For scattered data, you may wish to draw a line of best fit. A straight line regression will be in the form of y = mx + c. We will explore how we can determine the parameters m and c.

The error is the sum of the residuals squared. The residual is the difference between the true y value and the estimation using the least squares regression line. The residuals are squared to avoid a positive residual and a negative residual canceling each other out.
\( E = (y_{1} - (mx_{1}+c)^{2} + (y_{2} - (mx_{2}+c))^{2} + (y_{3} - (mx_{3}+c))^{2} + ... \)

You would need to use differentiation and equate the equation to 0 to find the value of the parameters which minimises the residuals squared. For a straight line the parameters values are:

\(c = \bar{y} - m\bar{x}\)

;

\( m = {\Sigma [x_{i}-\bar{x}][y_{i}-\bar{y}] \over\Sigma [x_{i}-\bar{x}]^{2}}\)

Departures from Linearity

A straight line graph may not suit the data. You can use other polynomials such as quadratics, cubics etc.

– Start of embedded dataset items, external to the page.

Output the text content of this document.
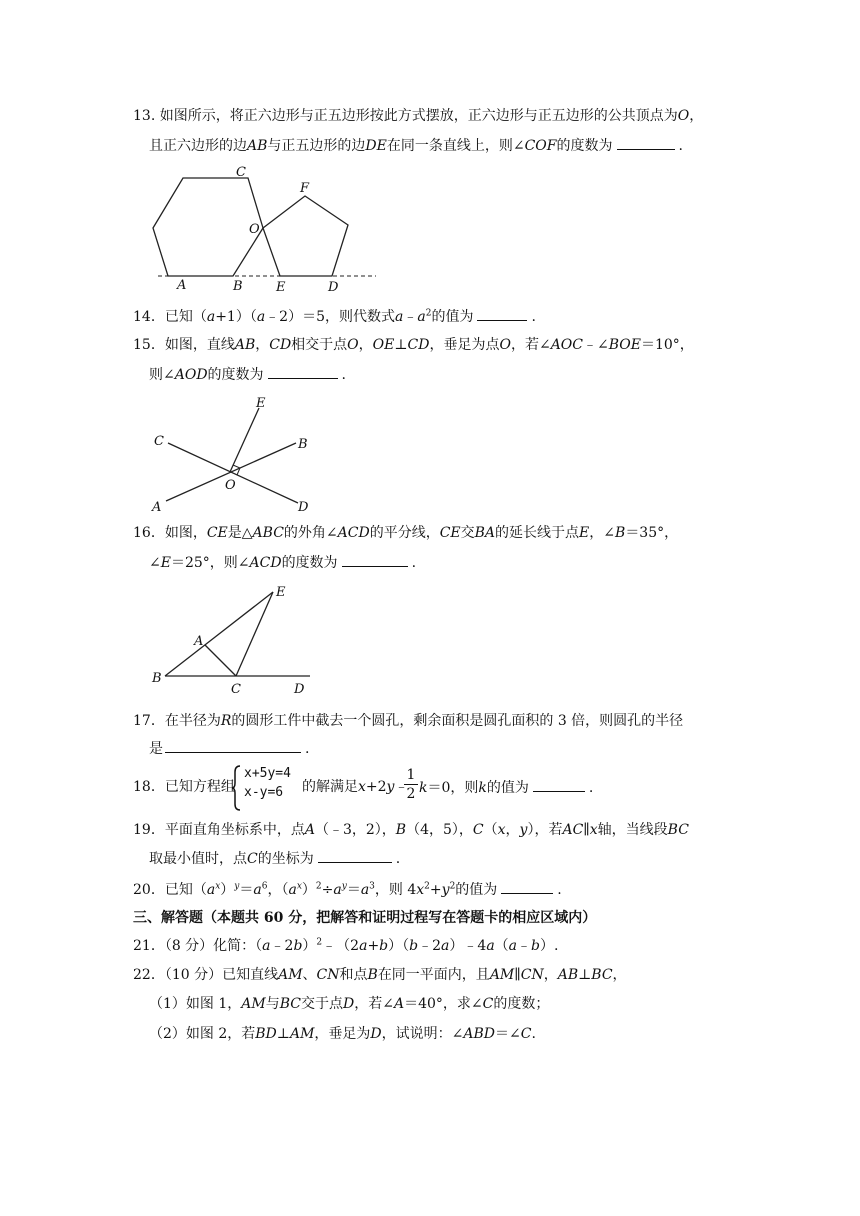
13. 如图所示，将正六边形与正五边形按此方式摆放，正六边形与正五边形的公共顶点为O，
且正六边形的边AB与正五边形的边DE在同一条直线上，则∠COF的度数为	.
C
F
O
A	B	E	D
14．已知（a+1）（a﹣2）＝5，则代数式$a﹣a^2$的值为	.
15．如图，直线AB，CD相交于点O，OE⊥CD，垂足为点O，若∠AOC﹣∠BOE＝10°，
则∠AOD的度数为	.
E
C	B
O
A	D
16．如图，CE是△ABC的外角∠ACD的平分线，CE交BA的延长线于点E，∠B＝35°，
∠E＝25°，则∠ACD的度数为	.
E
A
B
C	D
17．在半径为R的圆形工件中截去一个圆孔，剩余面积是圆孔面积的 3 倍，则圆孔的半径
是	.
18．已知方程组
x+5y=4
x-y=6	的解满足x+2y﹣
$\frac{1}{2} k=0$，则k的值为	.
19．平面直角坐标系中，点A（﹣3，2），B（4，5），C（x，y），若AC∥x轴，当线段BC
取最小值时，点C的坐标为	.
20．已知$(a^x)^y=a^6$，$(a^x)^2\div a^y=a^3$，则 $4x^2+y^2$的值为	.
三、解答题（本题共 60 分，把解答和证明过程写在答题卡的相应区域内）
21．（8 分）化简：（a﹣2b）$^2$﹣（2a+b）（b﹣2a）﹣4a（a﹣b）.
22．（10 分）已知直线AM、CN和点B在同一平面内，且AM∥CN，AB⊥BC，
（1）如图 1，AM与BC交于点D，若∠A＝40°，求∠C的度数；
（2）如图 2，若BD⊥AM，垂足为D，试说明：∠ABD＝∠C.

The aim is to find a function so that the sum of residuals squared is a minimum.

If the curve is expected be a quadratic then the regression line would be the following

\(y = a + bx + cx^{2}\)

\( E = (y_{1} - (a+bx_{1}+cx_{1}^2))^{2} + (y_{2} - (a+bx_{1}+cx_{1}^2)))^{2} + (y_{3} - (a+bx_{1}+cx_{1}^2))^{2} + ... \)

You will need to differentiate and equate to 0 in order to find the values of the parameters which would minimise the sum of the residuals squared.

Two-Variable Data - Key takeaways

The covariance of independent variables = 0
Independent variables have a correlation = 0
a pair of data can have positive, negative or no correlation
Correlation coefficient r takes on values from -1 to 1.